President Joe Biden criticized the court’s ruling and said in a Sept. 2 statement that his administration will look to launch a “whole-of-government effort” to respond to it and to see “what steps the federal government can take to ensure that women in Texas have access to safe and legal abortions as protected by Roe.”
On Sept. 9, the Justice Department sued Texas over the new abortion law, saying it was unconstitutional.
In the Supreme Court’s early September decision, Chief Justice John Roberts joined Justices Sonia Sotomayor, Elena Kagan and Stephen Breyer in dissenting votes and each of them wrote separate statements expressing their disagreement with the majority.
A key part of the law that the dissenting justices took issue with is its emphasis on private citizens bringing civil lawsuits in state court against anyone, other than the patient, involved in an abortion, including the driver. As further incentive, the state law says anyone who successfully sues another person could be entitled to $10,000.
Kagan called the Texas law “patently unconstitutional,” for its emphasis on encouraging “private parties to carry out unconstitutional restrictions on the state’s behalf.”
The state’s law — signed by Republican Gov. Greg Abbott in May — is one of the strictest abortion measures in the country, banning abortions after a fetal heartbeat is detectable. The law has an exception for medical emergencies but not for rape or incest.

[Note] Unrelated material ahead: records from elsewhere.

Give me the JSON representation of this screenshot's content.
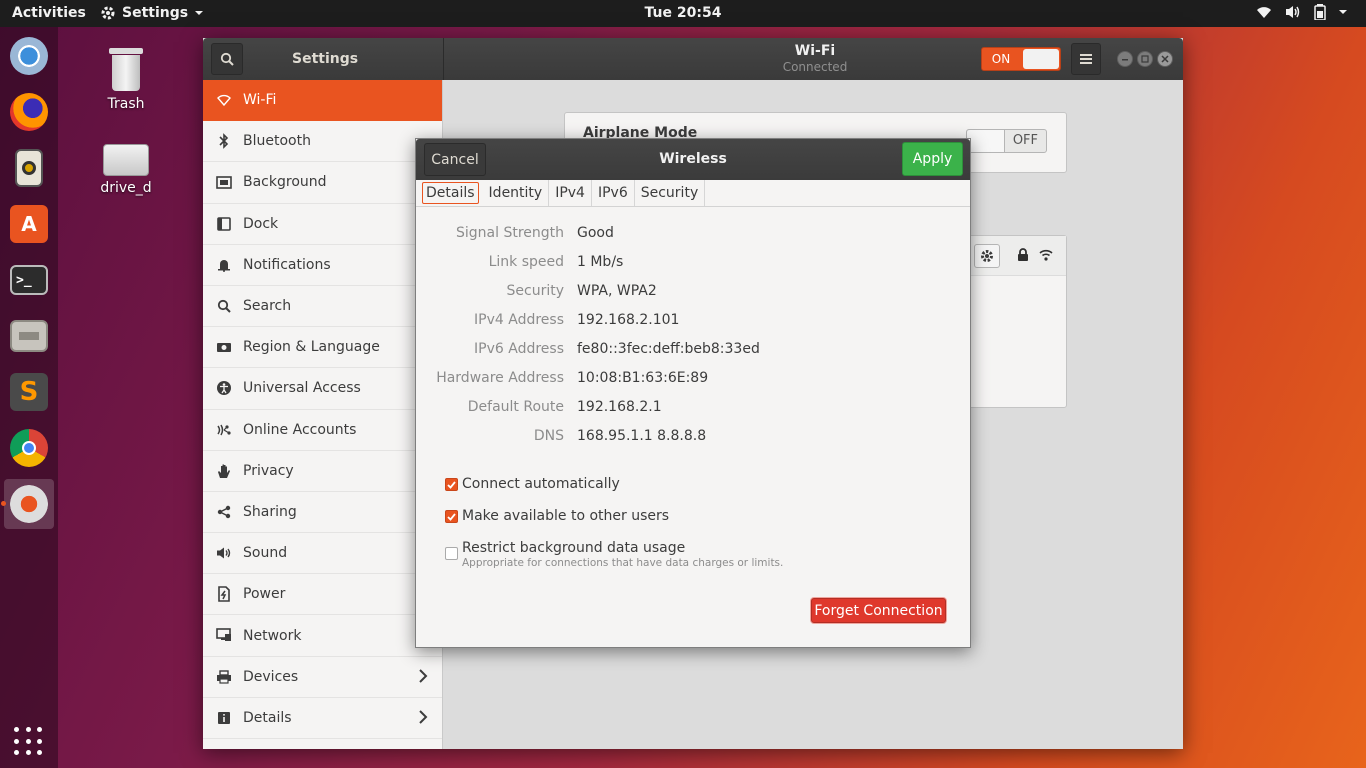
{
  "topbar": {
    "activities": "Activities",
    "app_menu": "Settings",
    "clock": "Tue 20:54"
  },
  "dock": {
    "items": [
      "Chromium",
      "Firefox",
      "Rhythmbox",
      "Ubuntu Software",
      "Terminal",
      "Files",
      "Sublime Text",
      "Chrome",
      "Settings"
    ],
    "show_apps_icon": "grid-icon"
  },
  "desktop": {
    "icons": [
      {
        "label": "Trash"
      },
      {
        "label": "drive_d"
      }
    ]
  },
  "window": {
    "left_title": "Settings",
    "title": "Wi-Fi",
    "subtitle": "Connected",
    "wifi_switch": "ON"
  },
  "sidebar": {
    "items": [
      {
        "label": "Wi-Fi",
        "icon": "wifi-icon"
      },
      {
        "label": "Bluetooth",
        "icon": "bluetooth-icon"
      },
      {
        "label": "Background",
        "icon": "background-icon"
      },
      {
        "label": "Dock",
        "icon": "dock-icon"
      },
      {
        "label": "Notifications",
        "icon": "bell-icon"
      },
      {
        "label": "Search",
        "icon": "search-icon"
      },
      {
        "label": "Region & Language",
        "icon": "camera-icon"
      },
      {
        "label": "Universal Access",
        "icon": "accessibility-icon"
      },
      {
        "label": "Online Accounts",
        "icon": "accounts-icon"
      },
      {
        "label": "Privacy",
        "icon": "hand-icon"
      },
      {
        "label": "Sharing",
        "icon": "share-icon"
      },
      {
        "label": "Sound",
        "icon": "speaker-icon"
      },
      {
        "label": "Power",
        "icon": "power-icon"
      },
      {
        "label": "Network",
        "icon": "network-icon"
      },
      {
        "label": "Devices",
        "icon": "printer-icon"
      },
      {
        "label": "Details",
        "icon": "info-icon"
      }
    ]
  },
  "main": {
    "airplane_mode": "Airplane Mode",
    "airplane_switch": "OFF"
  },
  "dialog": {
    "cancel": "Cancel",
    "title": "Wireless",
    "apply": "Apply",
    "tabs": [
      "Details",
      "Identity",
      "IPv4",
      "IPv6",
      "Security"
    ],
    "details": [
      {
        "key": "Signal Strength",
        "value": "Good"
      },
      {
        "key": "Link speed",
        "value": "1 Mb/s"
      },
      {
        "key": "Security",
        "value": "WPA, WPA2"
      },
      {
        "key": "IPv4 Address",
        "value": "192.168.2.101"
      },
      {
        "key": "IPv6 Address",
        "value": "fe80::3fec:deff:beb8:33ed"
      },
      {
        "key": "Hardware Address",
        "value": "10:08:B1:63:6E:89"
      },
      {
        "key": "Default Route",
        "value": "192.168.2.1"
      },
      {
        "key": "DNS",
        "value": "168.95.1.1 8.8.8.8"
      }
    ],
    "checks": [
      {
        "label": "Connect automatically",
        "checked": true
      },
      {
        "label": "Make available to other users",
        "checked": true
      },
      {
        "label": "Restrict background data usage",
        "hint": "Appropriate for connections that have data charges or limits.",
        "checked": false
      }
    ],
    "forget": "Forget Connection"
  },
  "colors": {
    "accent": "#e95420",
    "apply_green": "#3bb24a",
    "destructive": "#df382c"
  }
}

In a Sept. 3 statement, the Texas bishops said: “We celebrate every life saved by this legislation. Opponents of the law argue the term ‘heartbeat’ is misleading. They call it ’embryonic cardiac activity’ or worse, ‘electrically induced flickering of embryonic tissue.’ These attempts to dehumanize the unborn are disturbing.”
The Supreme Court has consistently ruled that states cannot restrict abortion before the 24-week mark. On Dec. 1, the court is scheduled to hear oral arguments about Mississippi’s abortion ban after 15 weeks of pregnancy.